Per la chicca: studiosi ed esperti di tutto il mondo, da ormai cinquant’anni, tentano con ogni mezzo scientifico a disposizione di scoprire cosa sia scattato nella testa dei nostri distributori quando scelsero il titolo italico “La strana voglia di Jean” che, oltre a richiamare morbosi pruriti tipici del cinema pecoreccio nostrano, non c’entra un piffero – tanto per rimanere in tema… – col film.

“Prigioniero della Seconda Strada” di Melvin Frank

(USA, 1975)

Mel Edison (un grande Jack Lemmon) è un uomo di mezza età felicemente sposato con Edna (Anne Bancroft), con le figlie che frequentano un ottimo college, e un lavoro di responsabilità da oltre vent’anni, presso un’importante azienda newyorkese.

In una delle giornate più calde e afose dell’anno, inizia per Mel la sua personale discesa agli inferi: litiga con il vicino di casa che gli getta una secchiata d’acqua addosso nonostante l’acqua e la corrente arrivino a singhiozzo, il condizionatore è bloccato su 2 gradi, il suo appartamento viene svaligiato e, soprattutto, viene licenziato.

Grazie all’amore di sua moglie – e a una minacciosa e inquietante pala da neve… – però Mel riuscirà a riprendersi…

Ottima commedia intimista con due protagonisti davvero molto bravi, tratta da un pièce teatrale scritta dal grande Neil Simon nel 1971, e di cui lo stesso Simon cura la sceneggiatura. Nel cast, oltre a Lemmon e la Bancroft, spicca Gene Saks – nei panni del fratello maggiore di Mel – regista di “A piedi nudi nel parco” e “Fiore di Cactus”, nonché collaboratore stretto dello stesso Simon.

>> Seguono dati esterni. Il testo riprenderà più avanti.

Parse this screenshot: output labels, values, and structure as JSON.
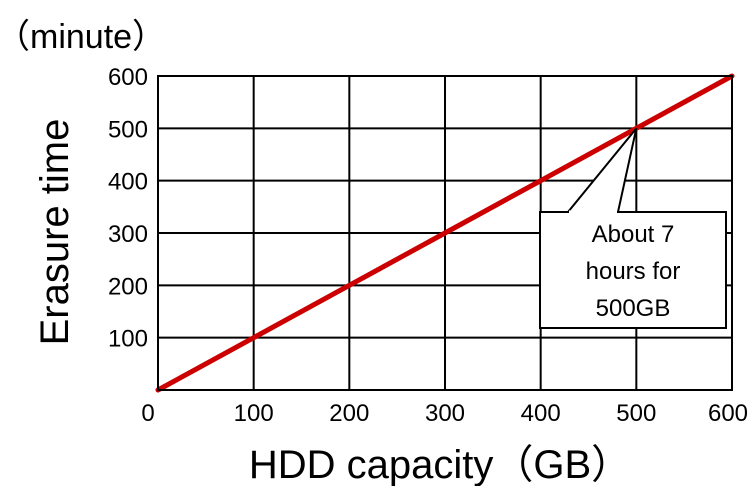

Per la chicca: nella pellicola appaiono in ruoli marginali F. Murray Abraham e un giovane e sconosciuto Sylvester Stallone che viene aggredito e picchiato dallo stesso Mel, proprio pochi mesi prima di iniziare a girare il suo primo “Rocky”.

Il dvd, fortunatamente, offre il doppiaggio originale fatto per l’uscita in Italia del film con le voci indimenticabili di Giuseppe Rinaldi e Anna Miserocchi, fra i più bravi doppiatori italiani di sempre.